Majelis Pengawas Pusat dapat menerima laporan dari masyarakat atau usul dari
Organisasi Notaris serta rekomendasi dari MPD dan MPW terkait dengan alasan
sebagaimana disebutkan diatas. Laporan tersebut disampaikan secara
bertanggungjawab dan dilaksanakan sesuai dengan ketentuan peraturan perundang-
undangan. (Pasal 68 ayat (2), (3), (4))
Usul MPP memuat penunjukan Notaris lain sebagai pemegang protokol. Usulan
MPP diajukan dalam jangka waktu paling lambat 30 (tiga puluh) hari terhitung sejak
laporan dari masyarakat atau usul dari Organisasi Notaris serta rekomendasi dari
MPD dan MPW diterima. Menteri memberhentikan Notaris dengan tidak hormat dan
menetapkan Notaris lain sebagai pemegang protokol dalam waktu paling lambat 30
(tiga puluh) hari terhitung sejak diterimanya usulan. (Pasal 69)
Dalam hal pemberhentian Notaris dengan tidak hormat karena alasan dijatuhi pidana
penjara berdasarkan putusan pengadilan yang telah memperoleh kekuatan hukum
tetap karena melakukan tindak pidana yang diancam dengan pidana penjara 5 (lima)
tahun atau lebih, keputusan pemberhentian Notaris dari jabatannya dan penetapan
40
Notaris lain sebagai pemegang protokol ditetapkan dalam jangka waktu paling
lambat 30 (tiga puluh) hari terhitung sejak tanggal putusan pengadilan mempunyai
kekuatan hukum tetap. (Pasal 70 ayat (1))
Penutup
UUJN mengenal 3 (tiga) jenis pemberhentian notaris, yaitu : pemberhentian dengan
hormat, pemberhentian sementara dan pemberhentian dengan tidak hormat. Berkaitan dengan
alasan - alasan notaris dapat diberhentikan dengan beberapa jenis pemberhentian notaris tersebut
diatur pada Pasal 8, Pasal 9 dan Pasal 12 UUJN. Berkaitan dengan pemberhentian notaris secara
teknis diatur dalam Peraturan Menteri Hukum Dan Hak Asasi Manusia Republik Indonesia
Nomor 62 Tahun 2016 Tentang Perubahan Atas Peraturan Menteri Hukum Dan Hak Asasi
Manusia Republik Indonesia Nomor 25 Tahun 2014 Tentang Syarat Dan Tata Cara
Pengangkatan, Perpindahan, Pemberhentian, dan Perpanjangan Masa Jabatan Notaris.
Latihan :
1. Sebutkan jenis - jenis pemberhentian yang dikenal dalam UUJN !

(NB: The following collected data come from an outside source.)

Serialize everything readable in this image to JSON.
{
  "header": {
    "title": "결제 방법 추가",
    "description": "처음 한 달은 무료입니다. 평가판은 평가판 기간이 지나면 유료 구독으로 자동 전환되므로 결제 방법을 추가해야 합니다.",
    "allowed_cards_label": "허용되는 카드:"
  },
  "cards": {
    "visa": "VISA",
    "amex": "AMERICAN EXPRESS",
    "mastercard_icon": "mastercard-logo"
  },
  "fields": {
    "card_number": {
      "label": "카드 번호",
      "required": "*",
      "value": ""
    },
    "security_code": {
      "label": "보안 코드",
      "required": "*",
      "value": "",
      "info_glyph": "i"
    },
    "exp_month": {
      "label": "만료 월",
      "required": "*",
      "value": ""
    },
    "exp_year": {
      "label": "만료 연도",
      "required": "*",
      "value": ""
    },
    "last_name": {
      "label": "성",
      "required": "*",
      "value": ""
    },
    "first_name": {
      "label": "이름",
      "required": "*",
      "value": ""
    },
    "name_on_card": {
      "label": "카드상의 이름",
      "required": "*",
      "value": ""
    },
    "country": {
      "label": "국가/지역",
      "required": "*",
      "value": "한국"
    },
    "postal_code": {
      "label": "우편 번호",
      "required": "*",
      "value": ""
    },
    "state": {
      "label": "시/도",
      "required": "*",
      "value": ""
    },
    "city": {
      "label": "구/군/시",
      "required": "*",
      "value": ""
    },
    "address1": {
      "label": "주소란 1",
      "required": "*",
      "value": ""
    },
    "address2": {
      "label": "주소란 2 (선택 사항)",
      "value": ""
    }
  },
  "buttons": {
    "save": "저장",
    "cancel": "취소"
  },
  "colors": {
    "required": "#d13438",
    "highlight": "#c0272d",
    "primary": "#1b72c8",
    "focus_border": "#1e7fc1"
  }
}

2. Sebutkan apakah yang dapat menyebabkan seorang notaris dapat diberhentikan dengan
tidak hormat !
Referensi :
Undang – Undang Nomor 2 Tahun 2014 tentang Perubahan atas Undang – Undang Nomor 30
Tahun 2004 tentang Jabatan Notaris
Peraturan Menteri Hukum Dan Hak Asasi Manusia Republik Indonesia Nomor 62 Tahun 2016
Tentang Perubahan Atas Peraturan Menteri Hukum Dan Hak Asasi Manusia Republik
Indonesia Nomor 25 Tahun 2014 Tentang Syarat Dan Tata Cara Pengangkatan,
Perpindahan, Pemberhentian, dan Perpanjangan Masa Jabatan Notaris.